Alleinerzieherin

Ein perfektes Team

Trotzdem gibt es im Alltag von Alleinerziehenden immer wieder Situationen, die viel Kraft und Energie kosten. Was ist zum Beispiel, wenn der Nachwuchs krank wird? Für viele Alleinerziehende ein Albtraum, weil die im Normalfall gut funktionierende Planung und Kinderbetreuung blitzartig über den Haufen geworfen wird. Glück hat, wer in solchen Situationen auf ein bestehendes Netzwerk aus Freunden, Familie, anderen Müttern und Vätern zurückgreifen kann. Findet sich so keine Lösung, stellt der Kinderarzt eine Bescheinigung für den Arbeitgeber aus: Die Betroffenen können dann zuhause bleiben, um ihr Kind zu pflegen. Die wenigsten Arbeitgeber sind jedoch darüber erfreut.

Schatten im Paradies
„Mama.
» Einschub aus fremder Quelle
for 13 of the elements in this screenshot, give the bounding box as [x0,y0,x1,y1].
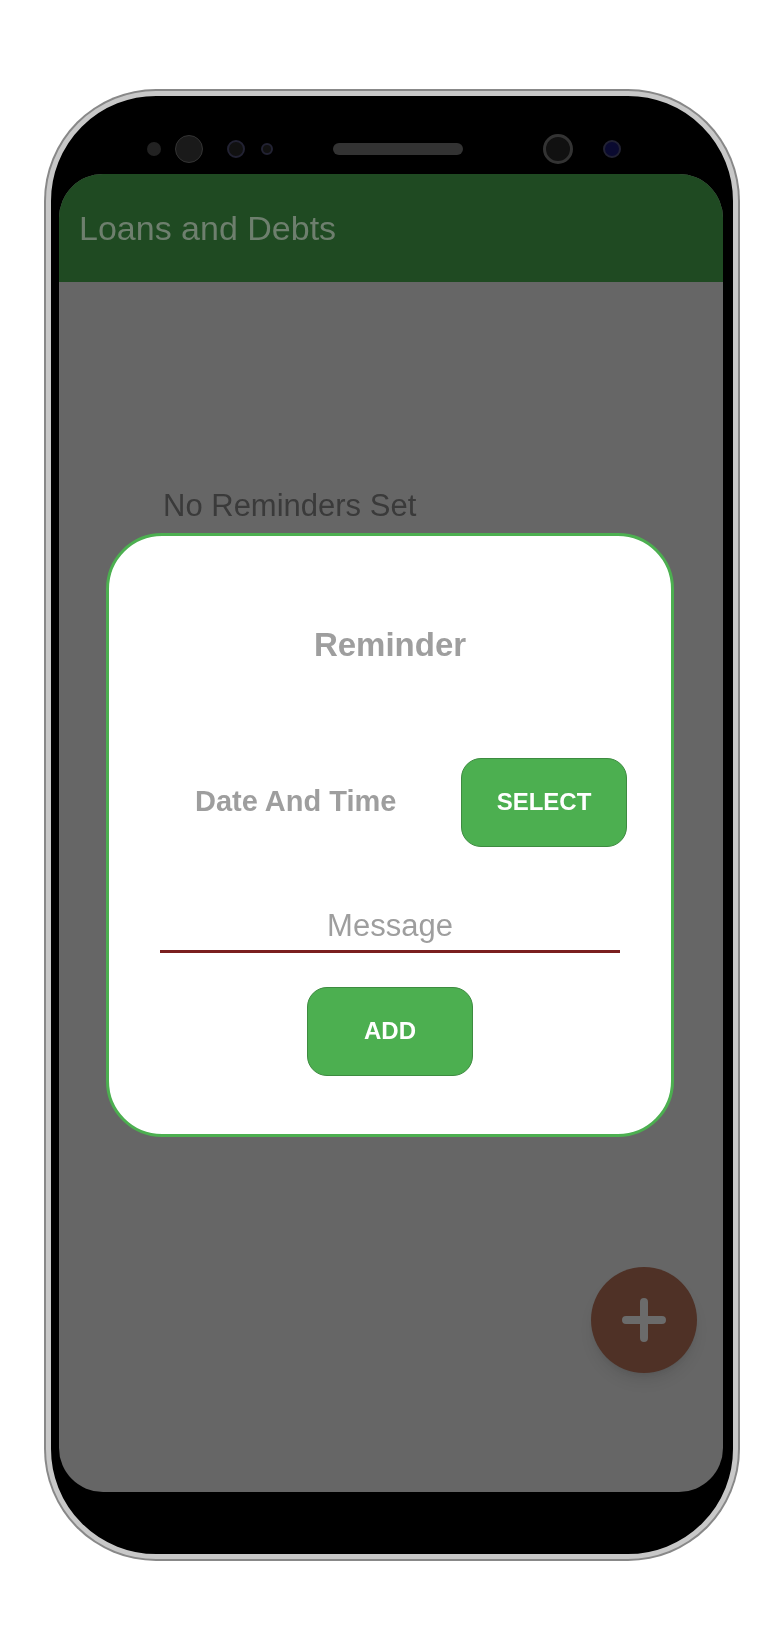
sensor-icon [175,135,203,163]
sensor-icon [147,142,161,156]
message-field[interactable]: Message [160,902,620,953]
select-button[interactable]: SELECT [461,757,627,847]
date-time-label: Date And Time [195,784,397,820]
camera-icon [603,140,621,158]
camera-icon [227,140,245,158]
plus-icon [622,1298,666,1342]
dialog-title: Reminder [313,625,467,665]
camera-icon [543,134,573,164]
sensor-icon [261,143,273,155]
add-button[interactable]: ADD [307,986,473,1076]
app-title: Loans and Debts [79,207,337,249]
Ich will ein Eis!“ „Papa, geh mit mir schwimmen, es ist so fad am Strand.“ Auch „die schönste Zeit des Jahres“, der Urlaub wird leicht zum Kraftakt: Etwa wenn der Nachwuchs quengelt und Dauerunterhaltung möchte, während Vater oder Mutter sich gerne im Liegestuhl vom Alltagsstress entspannen möchten. Außerdem fühlen sich Alleinerziehende im Urlaub häufig „exotisch“, da viele Hotelanlagen sich an den Ansprüchen der klassischen ‚Vater-Mutter-Kind-Familien’ orientieren. Eine Alternative sind spezielle Single-mit-Kind-Reisen. Vorteil: Die Ferienanlagen kümmern sich um die Kinderbetreuung und die Großen haben durchaus Zeit, die Seele baumeln zu lassen.

Auszeiten nicht vergessen
Morgens die Kids in den Kindergarten oder zur Schule bringen, nachmittags zum Klavierunterricht, zum Turnen oder in den Fußballverein: Alleinerziehende stehen dabei oft besonders unter Druck. Sie managen nicht nur Kinderziehung und Haushalt, sondern gehen häufig auch noch arbeiten. Single-Mütter und -Väter sollten deshalb auch im Alltag die Balance von Anspannung und Entspannung suchen. Vereinbaren Sie mit Ihren Kindern regelmäßige kürzere „Auszeiten. Die Kinder wissen dann, dass ihnen Mutter oder Vater anschließend wieder ihre ganze Aufmerksamkeit widmen. Erklären Sie ihren Kindern, warum sie sich jetzt nicht mit ihnen beschäftigen können. Am besten Sie geben außerdem einen festen Zeitpunkt an, wann sie wieder mit Ihnen rechnen können.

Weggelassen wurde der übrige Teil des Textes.